Evers Vetoes Reading Assessments
But governor signs bill requiring financial transparency for schools,
Gov. Tony Evers signed a bill into law Friday regulating public access to schools’ financial information that requires the Department of Public Instruction (DPI) to create an online portal, available for the 2023-24 school year, that displays financial data collected from all school districts and independent charter schools. The new law creates an 11-person advisory committee to develop recommendations on the categories of information to be made accessible to the public.
Although the bill passed the Senate Sept. 28 with only one Democratic vote in favor, the Assembly concurred the same day on a voice vote.
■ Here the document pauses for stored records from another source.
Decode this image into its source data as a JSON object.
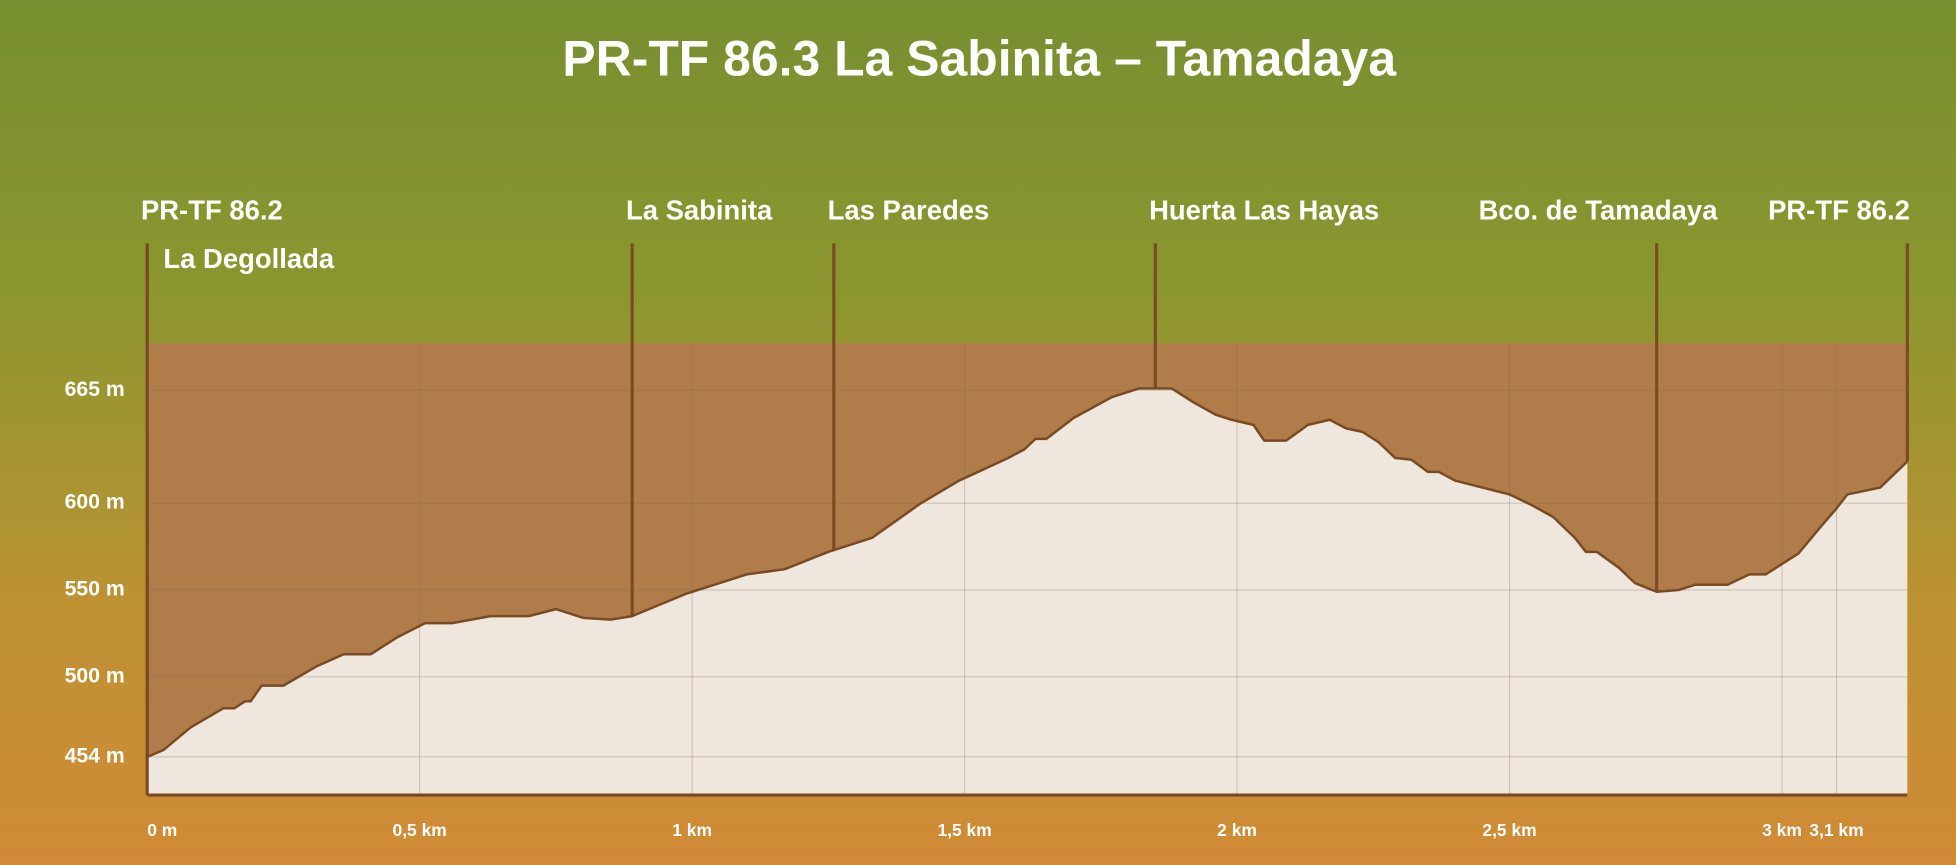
{
  "chart_data": {
    "type": "area",
    "title": "PR-TF 86.3 La Sabinita – Tamadaya",
    "x": [
      0,
      0.03,
      0.08,
      0.14,
      0.16,
      0.18,
      0.19,
      0.21,
      0.25,
      0.31,
      0.36,
      0.41,
      0.46,
      0.51,
      0.56,
      0.63,
      0.7,
      0.75,
      0.8,
      0.85,
      0.89,
      0.99,
      1.1,
      1.17,
      1.25,
      1.33,
      1.42,
      1.49,
      1.58,
      1.61,
      1.63,
      1.65,
      1.7,
      1.77,
      1.82,
      1.88,
      1.92,
      1.96,
      1.99,
      2.03,
      2.05,
      2.09,
      2.13,
      2.17,
      2.2,
      2.23,
      2.26,
      2.29,
      2.32,
      2.35,
      2.37,
      2.4,
      2.45,
      2.5,
      2.54,
      2.58,
      2.62,
      2.64,
      2.66,
      2.7,
      2.73,
      2.77,
      2.81,
      2.84,
      2.9,
      2.94,
      2.97,
      3.03,
      3.07,
      3.1,
      3.12,
      3.18,
      3.23
    ],
    "values": [
      454,
      458,
      471,
      482,
      482,
      486,
      486,
      495,
      495,
      506,
      513,
      513,
      523,
      531,
      531,
      535,
      535,
      539,
      534,
      533,
      535,
      548,
      559,
      562,
      572,
      580,
      600,
      613,
      626,
      631,
      637,
      637,
      649,
      661,
      666,
      666,
      658,
      651,
      648,
      645,
      636,
      636,
      645,
      648,
      643,
      641,
      635,
      626,
      625,
      618,
      618,
      613,
      609,
      605,
      599,
      592,
      580,
      572,
      572,
      563,
      554,
      549,
      550,
      553,
      553,
      559,
      559,
      571,
      586,
      597,
      605,
      609,
      624
    ],
    "color": "#efe6dd",
    "line_color": "#7a4a22",
    "upper_color": "#b07d4a",
    "xlim": [
      0,
      3.23
    ],
    "ylim": [
      432,
      692
    ],
    "xticks": [
      {
        "value": 0,
        "label": "0 m"
      },
      {
        "value": 0.5,
        "label": "0,5 km"
      },
      {
        "value": 1,
        "label": "1 km"
      },
      {
        "value": 1.5,
        "label": "1,5 km"
      },
      {
        "value": 2,
        "label": "2 km"
      },
      {
        "value": 2.5,
        "label": "2,5 km"
      },
      {
        "value": 3,
        "label": "3 km"
      },
      {
        "value": 3.1,
        "label": "3,1 km"
      }
    ],
    "yticks": [
      {
        "value": 454,
        "label": "454 m"
      },
      {
        "value": 500,
        "label": "500 m"
      },
      {
        "value": 550,
        "label": "550 m"
      },
      {
        "value": 600,
        "label": "600 m"
      },
      {
        "value": 665,
        "label": "665 m"
      }
    ],
    "grid": true,
    "waypoints": [
      {
        "label": "PR-TF 86.2",
        "sublabel": "La Degollada",
        "x": 0
      },
      {
        "label": "La Sabinita",
        "x": 0.89
      },
      {
        "label": "Las Paredes",
        "x": 1.26
      },
      {
        "label": "Huerta Las Hayas",
        "x": 1.85
      },
      {
        "label": "Bco. de Tamadaya",
        "x": 2.77
      },
      {
        "label": "PR-TF 86.2",
        "x": 3.23
      }
    ]
  }
}
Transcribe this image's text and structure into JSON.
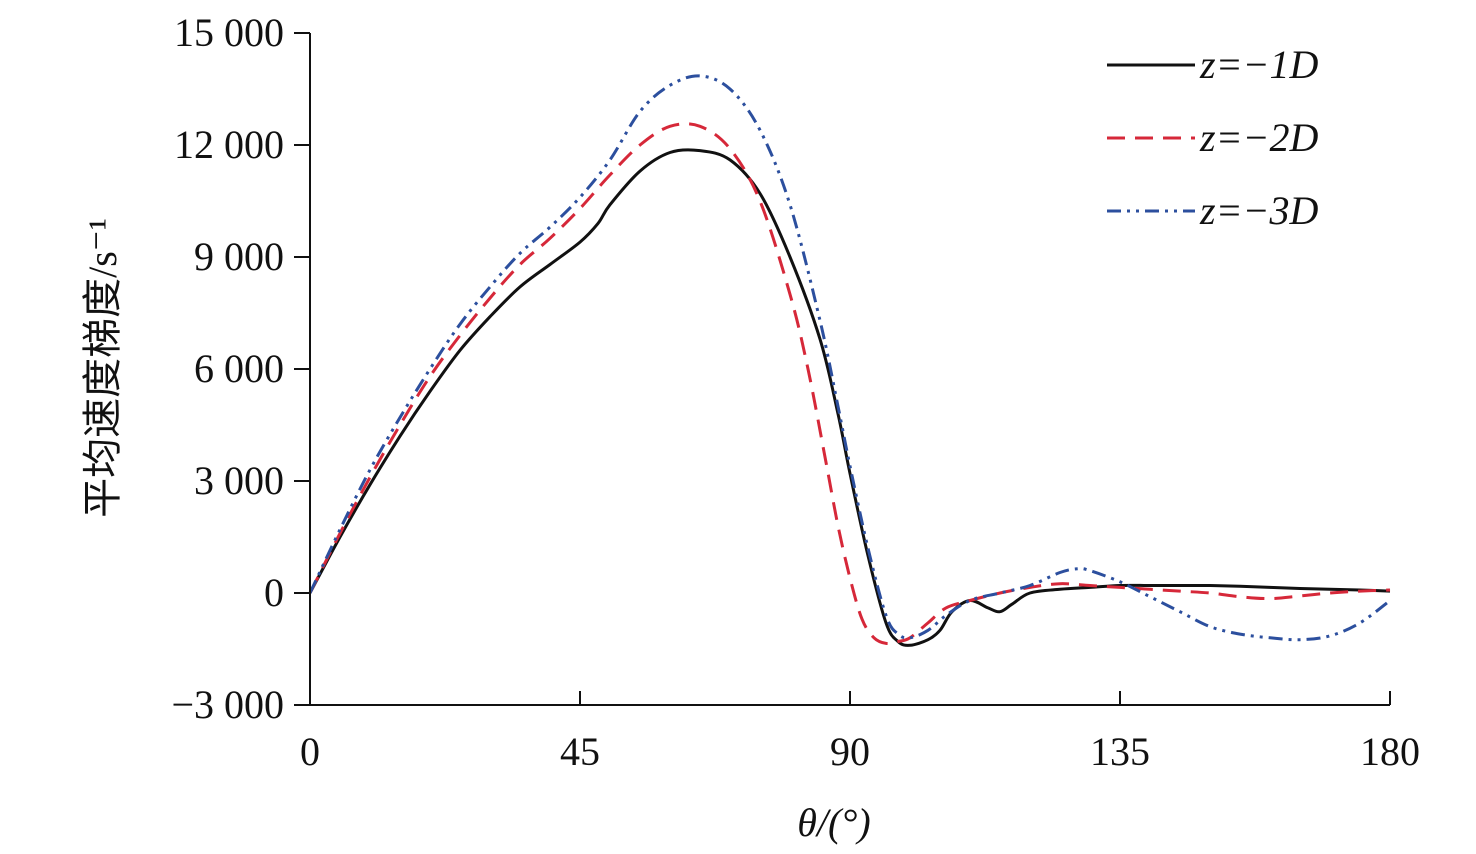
{
  "chart_data": {
    "type": "line",
    "title": "",
    "xlabel": "θ/(°)",
    "ylabel": "平均速度梯度/s⁻¹",
    "xlim": [
      0,
      180
    ],
    "ylim": [
      -3000,
      15000
    ],
    "x_ticks": [
      0,
      45,
      90,
      135,
      180
    ],
    "x_tick_labels": [
      "0",
      "45",
      "90",
      "135",
      "180"
    ],
    "y_ticks": [
      -3000,
      0,
      3000,
      6000,
      9000,
      12000,
      15000
    ],
    "y_tick_labels": [
      "−3 000",
      "0",
      "3 000",
      "6 000",
      "9 000",
      "12 000",
      "15 000"
    ],
    "grid": false,
    "legend_position": "top-right",
    "series": [
      {
        "name": "z=−1D",
        "color": "#111111",
        "style": "solid",
        "x": [
          0,
          5,
          10,
          15,
          20,
          25,
          30,
          35,
          40,
          45,
          48,
          50,
          55,
          60,
          65,
          70,
          75,
          80,
          85,
          88,
          90,
          93,
          96,
          98,
          100,
          103,
          105,
          107,
          110,
          113,
          115,
          117,
          120,
          125,
          130,
          135,
          140,
          145,
          150,
          155,
          160,
          165,
          170,
          175,
          180
        ],
        "y": [
          0,
          1500,
          2900,
          4200,
          5400,
          6500,
          7400,
          8200,
          8800,
          9400,
          9900,
          10400,
          11300,
          11800,
          11850,
          11600,
          10700,
          9000,
          6800,
          4800,
          3200,
          1000,
          -800,
          -1300,
          -1400,
          -1250,
          -1000,
          -500,
          -200,
          -400,
          -500,
          -300,
          0,
          100,
          150,
          200,
          200,
          200,
          200,
          180,
          150,
          120,
          100,
          80,
          50
        ]
      },
      {
        "name": "z=−2D",
        "color": "#d62839",
        "style": "dashed",
        "x": [
          0,
          5,
          10,
          15,
          20,
          25,
          30,
          35,
          40,
          45,
          50,
          55,
          60,
          65,
          70,
          75,
          80,
          83,
          86,
          88,
          90,
          92,
          94,
          96,
          98,
          100,
          103,
          106,
          110,
          115,
          120,
          125,
          130,
          135,
          140,
          145,
          150,
          155,
          160,
          165,
          170,
          175,
          180
        ],
        "y": [
          0,
          1600,
          3100,
          4500,
          5800,
          6900,
          7900,
          8800,
          9500,
          10300,
          11200,
          12000,
          12500,
          12500,
          11900,
          10500,
          8000,
          6000,
          3500,
          1800,
          400,
          -700,
          -1200,
          -1350,
          -1300,
          -1200,
          -800,
          -400,
          -200,
          0,
          150,
          250,
          200,
          150,
          100,
          50,
          0,
          -100,
          -150,
          -80,
          0,
          50,
          80
        ]
      },
      {
        "name": "z=−3D",
        "color": "#2c4f9e",
        "style": "dashdot",
        "x": [
          0,
          5,
          10,
          15,
          20,
          25,
          30,
          35,
          40,
          45,
          50,
          55,
          60,
          65,
          70,
          75,
          80,
          85,
          88,
          90,
          93,
          96,
          98,
          100,
          103,
          106,
          110,
          115,
          120,
          125,
          128,
          130,
          135,
          140,
          145,
          150,
          155,
          160,
          165,
          170,
          175,
          180
        ],
        "y": [
          0,
          1700,
          3300,
          4700,
          6000,
          7200,
          8200,
          9100,
          9800,
          10600,
          11600,
          12900,
          13600,
          13850,
          13500,
          12400,
          10400,
          7300,
          5000,
          3400,
          1200,
          -600,
          -1100,
          -1200,
          -1000,
          -600,
          -200,
          0,
          200,
          550,
          650,
          600,
          300,
          -100,
          -500,
          -900,
          -1100,
          -1200,
          -1250,
          -1150,
          -800,
          -200
        ]
      }
    ]
  }
}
Evers vetoed another bill Friday authored by Sen. Kathy Bernier (R-Chippewa Falls) and supported by conservatives that would have mandated that school boards and independent charter schools assess early literacy in 4-year-old kindergarten through second grade using specific screening assessments.
Republican proponents of the assessments say they would reverse the decline in reading test scores for Wisconsin children and help close the state’s worst-in-the-nation achievement gap between Black and white students.
Democrats say more testing won’t prove anything that teachers and school officials don’t already know, and that more resources, not more assessments, are what schools need.
Democrats also raised questions about the list of company names in the bill, which specifies that DPI should approve certain name-brand tests including the Acadience reading assessment, FastBridge reading assessments and the Renaissance Star Early Literacy assessment.
In his veto message, Ever wrote that while he has long advocated for increased state efforts to support literacy, such efforts “must be based on proven, evidence-based practices, and cannot be independent from discussions about the state’s obligation to provide meaningful, sustainable support for our classrooms and our schools.”
“I am vetoing this bill in its entirely because I object to fundamentally overhauling Wisconsin literacy instruction and intervention without evidence that more statewide, mandatory testing is the best approach for our students,” Evers added, noting that the bill also did not provide any additional funding for the program, causing schools to “strain their existing resources.”
Evers signs school transparency bill, vetoes reading assessments was originally published by the Wisconsin Examiner.
Why not simply let local school boards decide how they want to evaluate reading which is in keeping with Republican’s mantra about local control. Also, there needs to be a law that in which school receiving State funding under the school choice program should document their spending hundred of millions of taxpayers money. When the Salvation Army gets government funding for their programs, they are transparent in how the money is spent and don’t claim a religious exemption for not being honest in how their funds are used.